Chants | Matthieu Rialland | 22 décembre 2024
Je te le dis, j'ai fait naufrage. La nuit était si noire que je désespérais de l'aube. Le jour était si sombre que je le prenais pour la nuit. Subsistaient des feux, qui brûlaient si lointains, si faibles, intermittents et froids, qu'ils ne pouvaient m'atteindre. Je te le dis, j'ai fait naufrage. Et je suis mort.
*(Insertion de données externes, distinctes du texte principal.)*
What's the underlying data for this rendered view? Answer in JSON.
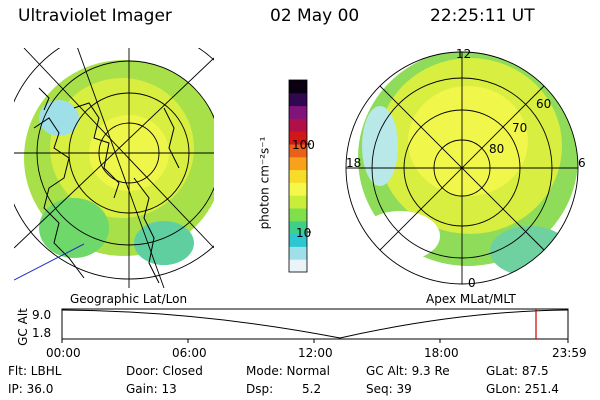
{
  "header": {
    "instrument": "Ultraviolet Imager",
    "date": "02 May 00",
    "time": "22:25:11 UT"
  },
  "panels": {
    "left_title": "Geographic Lat/Lon",
    "right_title": "Apex MLat/MLT"
  },
  "colorbar": {
    "label": "photon cm⁻²s⁻¹",
    "ticks": [
      "100",
      "10"
    ],
    "colors": [
      "#eaf4f8",
      "#9fe0e8",
      "#2cc7d0",
      "#3fcf8a",
      "#7fe04a",
      "#c8ee3a",
      "#f4f84a",
      "#f8dc2a",
      "#f7a21a",
      "#e8601a",
      "#d01818",
      "#b01048",
      "#80147a",
      "#300850",
      "#0a0010"
    ]
  },
  "polar": {
    "mlt_labels": {
      "top": "12",
      "left": "18",
      "right": "6",
      "bottom": "0"
    },
    "lat_labels": [
      "60",
      "70",
      "80"
    ]
  },
  "altitude_plot": {
    "ylabel": "GC Alt",
    "y_ticks": [
      "9.0",
      "1.8"
    ],
    "x_ticks": [
      "00:00",
      "06:00",
      "12:00",
      "18:00",
      "23:59"
    ],
    "marker_color": "#cc0000"
  },
  "info_grid": {
    "flt": "Flt: LBHL",
    "ip": "IP: 36.0",
    "door": "Door: Closed",
    "gain": "Gain: 13",
    "mode": "Mode: Normal",
    "dsp_label": "Dsp:",
    "dsp_value": "5.2",
    "gc_alt": "GC Alt: 9.3 Re",
    "seq": "Seq: 39",
    "glat": "GLat: 87.5",
    "glon": "GLon: 251.4"
  }
}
Quand je me suis réveillé, j'ai trouvé un monde tout de guingois, suintant, nauséabond, défait de sa chair jusqu'à l'os.
Je te le dis, j'ai marché. Il le fallait. C'était ça ou mourir encore. Je te le dis, j'ai marché. J'ai usé mes forces à traverser ce monde. J'ai usé mes forces à en ramasser les dépouilles. Je n'avais que l'espoir de lui redonner forme. Dans le noir de ma nuit, je sculptais des cadavres.
Quand le jour s'est levé, j'ai trouvé un champ de bataille, un charnier.
Je te le dis, je suis parti. Les corbeaux étaient trop nombreux, qui me visaient les yeux. C'était ça ou mourir toujours. Je te le dis, je suis parti. Cent fois, j'ai refusé de revenir sur mes pas. Cent fois, je me suis trompé de chemin, chaque fois revenu au bord du précipice où pourrissaient les restes de ce qui était, jadis. Cent fois, j'ai repris ma route. Désespéré.
Quand la nuit est tombée, j'ai perdu la vue.
Je te le dis, j'ai survécu. Dans la plus longue nuit, la plus froide, la plus vide, j'ai poursuivi l'espoir d'une lumière que je ne voyais pas. Je te le dis, j'ai survécu. Dans le soleil glacé d'un matin inédit, j'ai vu.
Quand le jour s'est levé, j'avais quitté mon champ de bataille.
Je te le dis, le reste du monde est gris et plat. Il lui manque tant de splendeurs que je retournerais presque au charnier. Il lui manque tant de saveurs. Il lui manque tant de chaleur. Je te le dis, le reste du monde est plat et gris. Et je n'ai pas la force d'en susciter un autre.
Quand la nuit tombe, je n'espère plus. Je ne souffre plus. Mon coeur bat le tocsin.
Je te le dis, je me souviens. Mes souvenirs chatoient et scintillent. Mes souvenirs tintent et rient. Mes souvenirs exhalent un parfum de jeunesse. Je te le dis, je me souviens. Et je pleure.
Quand le jour se lèvera, je n'aurai pas dormi. Mais si l'aurore me prenait par la main, je crois que je la suivrais. C'est d'elle que j'ai besoin.
Je te le dis, tout dépend maintenant de l'aurore.